Weathering the Storm: Growth Despite Geopolitics
The business model of equipment manufacturers offers a layer of stability that pure-play chip designers often lack. While chip sales can swing with consumer demand and competitive pressures, equipment requires continuous maintenance, calibration, and upgrades.
That creates a recurring-revenue safety net. In fiscal year 2025, Applied Materials’ service division, Applied Global Services (AGS), generated $6.39 billion in revenue, up 3% year-over-year. Likewise, Lam Research’s Customer Support Business Group (CSBG) produces steady revenue from spares and upgrades. Service revenue provides a floor for earnings even during market downturns.
This resilience was tested by significant geopolitical headwinds. In late 2025, the U.S. government implemented the “50% affiliate” rule, expanding export restrictions to a broader set of Chinese entities. The rule states that if a restricted parent company owns 50% or more of a subsidiary, the subsidiary is treated as restricted as well.
As a result, Applied Materials’ revenue share from China fell from 37% in fiscal 2024 to 30% in fiscal 2025. Lam Research faced similar pressure, with an immediate $200 million revenue impact projected for the December 2025 quarter. Despite losing access to a significant portion of their largest market, both companies reported record or near-record revenues. That signals to investors that demand from the U.S., Taiwan, and Korea — driven by the AI boom — is robust enough to offset major geopolitical losses.
A Value Entry Point Into the AI Supercycle
Beyond their technological moat, these equipment makers offer attractive financial fundamentals. They typically trade at lower price-to-earnings (P/E) multiples than high-flying chip designers, providing a value entry point into the AI sector without the steep premiums attached to the most popular AI stocks.

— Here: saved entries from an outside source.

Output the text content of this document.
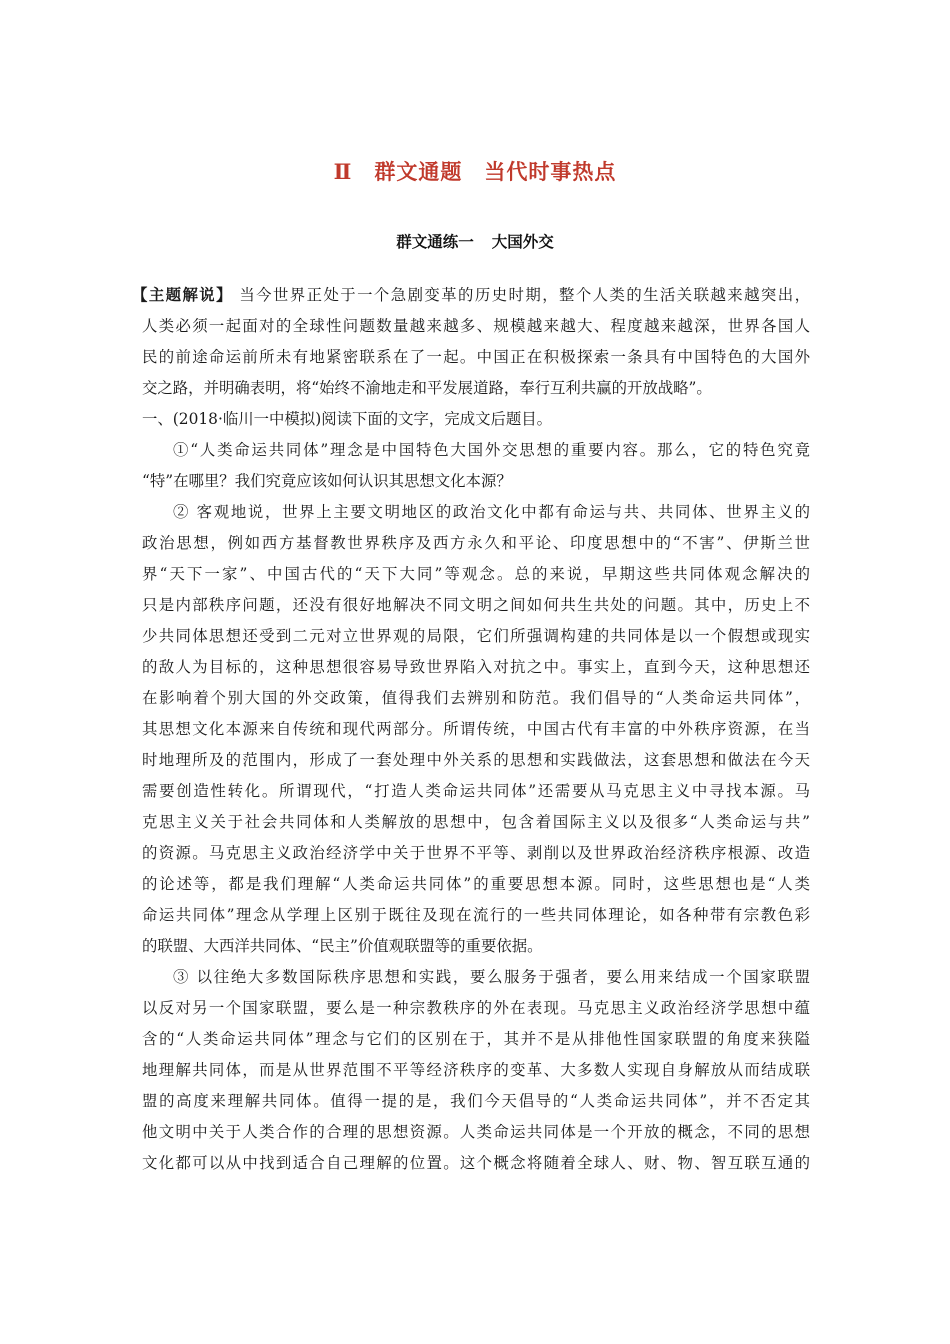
Ⅱ 群文通题 当代时事热点
群文通练一 大国外交
【主题解说】 当今世界正处于一个急剧变革的历史时期，整个人类的生活关联越来越突出，
人类必须一起面对的全球性问题数量越来越多、规模越来越大、程度越来越深，世界各国人
民的前途命运前所未有地紧密联系在了一起。中国正在积极探索一条具有中国特色的大国外
交之路，并明确表明，将“始终不渝地走和平发展道路，奉行互利共赢的开放战略”。
一、(2018·临川一中模拟)阅读下面的文字，完成文后题目。
①“人类命运共同体”理念是中国特色大国外交思想的重要内容。那么，它的特色究竟
“特”在哪里？我们究竟应该如何认识其思想文化本源？
② 客观地说，世界上主要文明地区的政治文化中都有命运与共、共同体、世界主义的
政治思想，例如西方基督教世界秩序及西方永久和平论、印度思想中的“不害”、伊斯兰世
界“天下一家”、中国古代的“天下大同”等观念。总的来说，早期这些共同体观念解决的
只是内部秩序问题，还没有很好地解决不同文明之间如何共生共处的问题。其中，历史上不
少共同体思想还受到二元对立世界观的局限，它们所强调构建的共同体是以一个假想或现实
的敌人为目标的，这种思想很容易导致世界陷入对抗之中。事实上，直到今天，这种思想还
在影响着个别大国的外交政策，值得我们去辨别和防范。我们倡导的“人类命运共同体”，
其思想文化本源来自传统和现代两部分。所谓传统，中国古代有丰富的中外秩序资源，在当
时地理所及的范围内，形成了一套处理中外关系的思想和实践做法，这套思想和做法在今天
需要创造性转化。所谓现代，“打造人类命运共同体”还需要从马克思主义中寻找本源。马
克思主义关于社会共同体和人类解放的思想中，包含着国际主义以及很多“人类命运与共”
的资源。马克思主义政治经济学中关于世界不平等、剥削以及世界政治经济秩序根源、改造
的论述等，都是我们理解“人类命运共同体”的重要思想本源。同时，这些思想也是“人类
命运共同体”理念从学理上区别于既往及现在流行的一些共同体理论，如各种带有宗教色彩
的联盟、大西洋共同体、“民主”价值观联盟等的重要依据。
③ 以往绝大多数国际秩序思想和实践，要么服务于强者，要么用来结成一个国家联盟
以反对另一个国家联盟，要么是一种宗教秩序的外在表现。马克思主义政治经济学思想中蕴
含的“人类命运共同体”理念与它们的区别在于，其并不是从排他性国家联盟的角度来狭隘
地理解共同体，而是从世界范围不平等经济秩序的变革、大多数人实现自身解放从而结成联
盟的高度来理解共同体。值得一提的是，我们今天倡导的“人类命运共同体”，并不否定其
他文明中关于人类合作的合理的思想资源。人类命运共同体是一个开放的概念，不同的思想
文化都可以从中找到适合自己理解的位置。这个概念将随着全球人、财、物、智互联互通的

Both companies also return substantial cash to shareholders, which can help stabilize share prices.
- Applied Materials: In fiscal year 2025, the company returned roughly $6.3 billion to shareholders through dividends and share buybacks.
- Lam Research: The company repurchased $990 million of its own stock in the September 2025 quarter alone.
Consistent capital returns demonstrate management confidence in cash flow and provide a tangible payoff to investors while they await the next growth leg.
Infrastructure Over Hype: Why the Equipment Makers Win
While chip designers fight for the spotlight, Applied Materials and Lam Research own the stage they stand on. They supply the essential infrastructure — the toll roads — of the semiconductor industry. Without their specific, patented machinery, the transition to 2nm logic chips and high-capacity memory cannot happen.
With the WFE market projected to top $105 billion in 2025 and continue growing into 2026, these companies provide a foundational way to gain exposure to the semiconductor supercycle. For investors seeking participation in AI-driven growth with lower volatility and proven financial stability, the equipment oligopoly presents a compelling opportunity.